Sie haben das Tessiner Anwaltspatent abgelegt. Warum arbeiten Sie heute in Zürich?

Ich wollte nach dem Studium quasi als «Erwachsene» unbedingt einmal in meiner Heimat leben und arbeiten. Für die Prüfung im Kanton Tessin musste ich viele Fachbegriffe sowie den Schreibstil im Italienischen dazulernen. Das war herausfordernd und gewinnbringend. Danach folgte ich insbesondere der Liebe in die Deutschschweiz …

Erhielten Sie in Zürich auf Anhieb die gewünschte Stelle?

Nach einiger Zeit auf Reisen in Asien erwartete ich eine längere Phase der Jobsuche. Doch alles ging wider Erwarten sehr schnell. Ich war wohl zur richtigen Zeit am richtigen Ort. Zudem erwies es sich bestimmt nicht als Nachteil, nebst dem Fachlichen mehrere Sprachen zu beherrschen.

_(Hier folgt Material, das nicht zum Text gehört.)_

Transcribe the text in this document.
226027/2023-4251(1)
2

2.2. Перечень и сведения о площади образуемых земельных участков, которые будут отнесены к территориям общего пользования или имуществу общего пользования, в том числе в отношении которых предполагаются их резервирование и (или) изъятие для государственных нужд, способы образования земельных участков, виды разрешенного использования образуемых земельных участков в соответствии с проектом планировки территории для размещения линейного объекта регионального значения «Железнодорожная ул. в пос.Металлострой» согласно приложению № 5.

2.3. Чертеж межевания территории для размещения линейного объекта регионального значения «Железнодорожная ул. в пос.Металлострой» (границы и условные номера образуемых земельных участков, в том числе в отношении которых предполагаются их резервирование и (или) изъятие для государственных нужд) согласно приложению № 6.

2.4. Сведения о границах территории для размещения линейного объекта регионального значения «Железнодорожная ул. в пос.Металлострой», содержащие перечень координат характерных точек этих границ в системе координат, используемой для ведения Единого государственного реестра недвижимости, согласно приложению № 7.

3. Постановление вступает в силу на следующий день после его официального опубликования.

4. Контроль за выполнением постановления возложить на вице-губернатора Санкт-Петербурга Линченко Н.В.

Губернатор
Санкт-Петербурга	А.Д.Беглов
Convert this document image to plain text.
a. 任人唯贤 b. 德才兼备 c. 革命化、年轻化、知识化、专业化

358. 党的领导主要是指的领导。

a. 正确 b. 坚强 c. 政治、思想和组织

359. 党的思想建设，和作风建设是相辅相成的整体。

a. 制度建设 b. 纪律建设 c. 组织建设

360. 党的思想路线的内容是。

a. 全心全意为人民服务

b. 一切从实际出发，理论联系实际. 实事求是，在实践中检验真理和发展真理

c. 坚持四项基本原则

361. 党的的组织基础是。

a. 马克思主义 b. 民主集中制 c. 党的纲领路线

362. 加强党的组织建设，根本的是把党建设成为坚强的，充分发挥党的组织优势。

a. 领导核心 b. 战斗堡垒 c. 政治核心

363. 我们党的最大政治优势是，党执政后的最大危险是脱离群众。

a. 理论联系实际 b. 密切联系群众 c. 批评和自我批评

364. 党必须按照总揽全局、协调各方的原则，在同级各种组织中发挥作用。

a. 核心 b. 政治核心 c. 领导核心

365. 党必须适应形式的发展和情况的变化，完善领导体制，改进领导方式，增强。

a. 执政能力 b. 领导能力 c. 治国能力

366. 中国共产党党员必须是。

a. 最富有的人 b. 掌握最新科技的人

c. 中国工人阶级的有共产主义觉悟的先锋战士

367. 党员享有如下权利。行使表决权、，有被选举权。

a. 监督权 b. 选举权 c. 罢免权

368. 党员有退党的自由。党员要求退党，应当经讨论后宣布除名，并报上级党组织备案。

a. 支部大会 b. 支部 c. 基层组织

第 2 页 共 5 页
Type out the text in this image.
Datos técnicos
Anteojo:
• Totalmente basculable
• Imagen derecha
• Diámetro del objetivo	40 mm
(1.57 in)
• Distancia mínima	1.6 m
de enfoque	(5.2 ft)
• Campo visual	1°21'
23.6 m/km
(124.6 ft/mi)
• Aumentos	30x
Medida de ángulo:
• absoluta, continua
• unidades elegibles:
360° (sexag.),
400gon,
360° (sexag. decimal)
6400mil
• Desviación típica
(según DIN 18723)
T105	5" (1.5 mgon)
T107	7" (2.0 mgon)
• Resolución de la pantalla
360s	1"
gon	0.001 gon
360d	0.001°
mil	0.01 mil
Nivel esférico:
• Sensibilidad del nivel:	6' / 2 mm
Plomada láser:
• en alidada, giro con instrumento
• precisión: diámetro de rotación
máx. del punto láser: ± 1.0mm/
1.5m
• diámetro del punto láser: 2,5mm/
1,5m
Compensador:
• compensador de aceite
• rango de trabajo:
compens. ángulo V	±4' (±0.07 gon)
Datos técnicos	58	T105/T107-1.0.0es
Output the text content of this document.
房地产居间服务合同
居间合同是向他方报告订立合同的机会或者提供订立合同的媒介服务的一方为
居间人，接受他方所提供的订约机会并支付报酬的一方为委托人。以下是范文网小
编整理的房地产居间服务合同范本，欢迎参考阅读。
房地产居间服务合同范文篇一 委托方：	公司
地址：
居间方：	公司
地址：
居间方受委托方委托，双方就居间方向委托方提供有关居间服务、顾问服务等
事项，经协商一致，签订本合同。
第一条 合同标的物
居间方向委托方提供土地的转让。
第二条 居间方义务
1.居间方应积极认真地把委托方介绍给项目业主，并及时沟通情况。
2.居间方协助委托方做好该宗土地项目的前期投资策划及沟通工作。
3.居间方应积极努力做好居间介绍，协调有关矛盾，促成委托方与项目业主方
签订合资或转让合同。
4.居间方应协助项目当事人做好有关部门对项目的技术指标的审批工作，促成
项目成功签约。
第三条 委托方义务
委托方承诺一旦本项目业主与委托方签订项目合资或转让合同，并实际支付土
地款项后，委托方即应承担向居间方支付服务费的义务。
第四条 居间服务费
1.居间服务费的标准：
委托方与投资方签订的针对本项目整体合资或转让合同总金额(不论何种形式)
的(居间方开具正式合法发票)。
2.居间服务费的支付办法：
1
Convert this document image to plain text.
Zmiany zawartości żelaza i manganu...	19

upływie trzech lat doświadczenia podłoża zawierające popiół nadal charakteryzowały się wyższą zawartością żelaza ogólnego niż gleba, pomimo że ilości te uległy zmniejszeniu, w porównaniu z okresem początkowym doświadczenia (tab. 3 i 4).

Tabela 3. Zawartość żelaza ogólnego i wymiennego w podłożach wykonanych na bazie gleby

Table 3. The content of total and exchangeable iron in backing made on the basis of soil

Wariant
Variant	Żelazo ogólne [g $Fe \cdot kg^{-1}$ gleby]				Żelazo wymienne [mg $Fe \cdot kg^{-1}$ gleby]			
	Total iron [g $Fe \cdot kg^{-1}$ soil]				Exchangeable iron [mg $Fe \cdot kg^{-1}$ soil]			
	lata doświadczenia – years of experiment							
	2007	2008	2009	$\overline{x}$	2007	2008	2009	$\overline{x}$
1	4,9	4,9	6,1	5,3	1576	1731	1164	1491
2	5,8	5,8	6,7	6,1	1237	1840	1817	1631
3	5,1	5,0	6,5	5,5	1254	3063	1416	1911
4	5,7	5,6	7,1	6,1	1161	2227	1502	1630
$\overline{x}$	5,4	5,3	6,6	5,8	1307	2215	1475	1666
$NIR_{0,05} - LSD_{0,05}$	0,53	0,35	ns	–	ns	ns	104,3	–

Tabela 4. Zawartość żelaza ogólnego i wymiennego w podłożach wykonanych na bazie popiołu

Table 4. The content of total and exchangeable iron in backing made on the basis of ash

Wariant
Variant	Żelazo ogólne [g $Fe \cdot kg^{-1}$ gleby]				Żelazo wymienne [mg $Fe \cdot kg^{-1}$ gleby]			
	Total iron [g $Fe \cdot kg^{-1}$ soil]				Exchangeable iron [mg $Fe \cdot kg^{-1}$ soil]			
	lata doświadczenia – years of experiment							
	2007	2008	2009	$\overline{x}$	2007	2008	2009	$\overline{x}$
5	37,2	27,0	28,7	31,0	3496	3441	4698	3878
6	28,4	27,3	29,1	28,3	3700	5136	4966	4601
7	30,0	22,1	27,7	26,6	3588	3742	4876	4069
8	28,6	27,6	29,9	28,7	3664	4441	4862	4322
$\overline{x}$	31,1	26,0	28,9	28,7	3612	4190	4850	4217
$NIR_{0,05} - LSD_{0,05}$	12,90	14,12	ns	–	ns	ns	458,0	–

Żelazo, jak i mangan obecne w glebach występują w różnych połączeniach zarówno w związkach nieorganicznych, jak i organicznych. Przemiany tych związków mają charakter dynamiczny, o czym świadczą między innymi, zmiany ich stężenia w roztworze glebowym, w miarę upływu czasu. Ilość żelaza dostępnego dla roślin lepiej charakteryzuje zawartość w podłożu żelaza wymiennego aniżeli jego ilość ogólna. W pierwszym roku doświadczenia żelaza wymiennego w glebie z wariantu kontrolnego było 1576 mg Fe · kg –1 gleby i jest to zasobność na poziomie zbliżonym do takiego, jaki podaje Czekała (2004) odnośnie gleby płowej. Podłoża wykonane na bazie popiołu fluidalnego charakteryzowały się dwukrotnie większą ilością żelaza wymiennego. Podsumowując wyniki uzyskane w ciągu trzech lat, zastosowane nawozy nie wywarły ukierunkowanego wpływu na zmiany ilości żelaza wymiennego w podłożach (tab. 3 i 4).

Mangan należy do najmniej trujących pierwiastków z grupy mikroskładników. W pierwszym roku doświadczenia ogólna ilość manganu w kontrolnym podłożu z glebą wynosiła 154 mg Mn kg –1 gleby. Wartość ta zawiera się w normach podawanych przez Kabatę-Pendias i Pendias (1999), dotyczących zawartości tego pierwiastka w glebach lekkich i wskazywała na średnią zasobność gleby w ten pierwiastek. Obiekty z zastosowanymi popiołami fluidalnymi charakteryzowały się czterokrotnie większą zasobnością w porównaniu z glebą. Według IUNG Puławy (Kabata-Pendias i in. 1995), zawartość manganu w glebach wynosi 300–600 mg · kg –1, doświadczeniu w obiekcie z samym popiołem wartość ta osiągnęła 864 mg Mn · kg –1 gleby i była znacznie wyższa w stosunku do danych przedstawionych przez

Wie wichtig ist ein gutes Netzwerk? Besteht Ihr heutiges Netzwerk auch aus Studienkontakten?

Bei meiner Jobsuche konnte ich nicht direkt auf Studienkontakte zurückgreifen. Die meisten waren ja in einer ähnlichen Situation wie ich. Für meinen jetzigen Arbeitgeber spielte keine Rolle, ob ich einen Zürcher Studienabschluss habe. Die Uni Luzern ist mittlerweile etabliert und anerkannt. An der letzten Alumni Vereinsversammlung zeigte sich allerdings, wie hilfreich gute Kontakte sein können. Ich sah zahlreiche bekannte Gesichter und konnte mich super austauschen. Im Übrigen wurde erst kürzlich ein Luzerner Absolvent Partner in «meiner» Kanzlei.

Können Sie den Studierenden einige Tipps für Studium und Jobsuche geben?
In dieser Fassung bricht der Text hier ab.